Building TF on Fedora does still work for me, yes. It's very similar to the process I've documented in the blog post except one or two bugs have been fixed but one or two other problems have been introduced as well. However, I'm now at the stage where the hardware on my work laptop is too old (CUDA compute capability is too low) for the supported versions of drivers that are easily installed. For example, Negativo17 tends to support the latest CUDA version where as Tensorflow doesn't. This isn't necessarily a major issue as you can downgrade to an earlier CUDA from Negativo17 and still get that side of things going. Where I struggle now is just that the holy grail of requirements just don't work on my laptop when trying to match up the CUDA version with the Tensorflow version and the compute capability I have.

So yes, I'm still very much interested and I really wish they'd make Fedora as much of a first-class citizen as they do Ubuntu but that seems unlikely as they favour using Docker images for GPU acceleration these days anyway.

Unknown said...

Hi Graham,

thanks for responding, and I'm glad to hear you're still interested in this! :-)
I'm pretty sure they must have changed something in the last few weeks, as I could still successfully build in June (with CUDA 10.1 from negativo17).

But already then I found it weird to see that they were doing stuff below /usr that couldn't really be intended to be done there (like, copying stuff like sudo, sudoedit etc. some place else).

And now the failure evidentĺy is that they're trying to create a tempfile /usr (which fails because of missing permissions).

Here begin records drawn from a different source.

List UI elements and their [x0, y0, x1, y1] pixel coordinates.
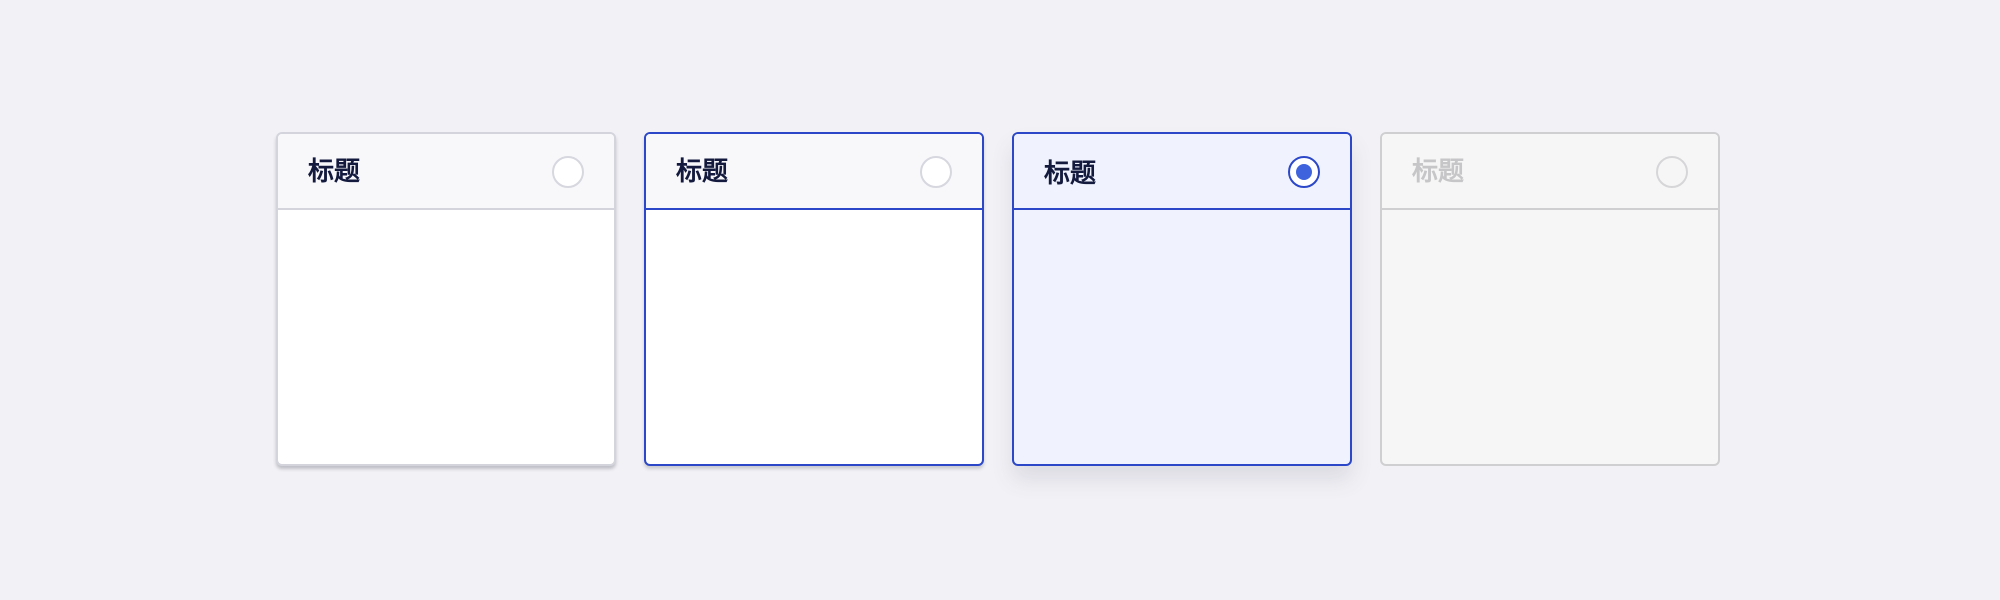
card-header: 标题	[1014, 134, 1350, 210]
radio-dot	[1296, 164, 1312, 180]
selectable-card-disabled: 标题	[1380, 132, 1720, 466]
card-title: 标题	[676, 157, 729, 187]
card-title: 标题	[308, 157, 361, 187]
card-header: 标题	[646, 134, 982, 210]
card-body	[646, 210, 982, 464]
selectable-card-default[interactable]: 标题	[276, 132, 616, 466]
selectable-card-hover[interactable]: 标题	[644, 132, 984, 466]
card-header: 标题	[1382, 134, 1718, 210]
radio-button[interactable]	[920, 156, 952, 188]
radio-button[interactable]	[552, 156, 584, 188]
card-body	[1382, 210, 1718, 464]
card-title: 标题	[1412, 157, 1465, 187]
card-header: 标题	[278, 134, 614, 210]
card-body	[1014, 210, 1350, 464]
selectable-card-selected[interactable]: 标题	[1012, 132, 1352, 466]
card-title: 标题	[1044, 159, 1097, 189]
radio-button-disabled	[1656, 156, 1688, 188]
radio-button-selected[interactable]	[1288, 156, 1320, 188]
card-body	[278, 210, 614, 464]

So this is why I think the current build needs a separate CUDA in /usr/local.

Right now I've really run out of ideas what to do (I'm also not a build specialist so I can't just quickly tweak the cuda part of the build ...).

If you ever try again it would be great if you could let me know how it works for you now :-)
BTW CUDA 10.1 works fine when you build from source, it's just the PyPi wheels that need CUDA 10.0 ...

One question, as you mention that, would you happen to know how I can downgrade to CUDA 10.0 from negativo17, to at least run a PyPi wheel? dnf downgrade just gives me a prior version of 10.1.
Thanks!

Graham White said...

I've just checked and it looks like CUDA 10.0 has been removed from Negativo17 so it wont be possible to downgrade. You could check to see if RPM Fusion offers a 10.0 install? They have guides for the NVidia driver as well as CUDA.

Unknown said...

Thanks! I had been on that page but now looking again I see

Tweak the /usr/local/cuda-9.2/targets/x86_64-linux/include/host_defines.h to accept the Fedora default compiler. (Not recommended).

That sounds like they install into /usr/local? In that case I really might try that (hoping it helps with the source build)...

Graham White said...

Best of luck. I'll update the post (or perhaps write another one) should I have another go at this at some point. This will involve me doing it on a different machine at work or buying a new GPU for my box at home though so it might be a while. For reference, it should be possible not to get stuck with the requirement on building in /usr but I've not tried with the very latest stack so can't offer much more sensible advice than the usual suggestions of checking you've got the various build prefixes set in the appropriate place(s).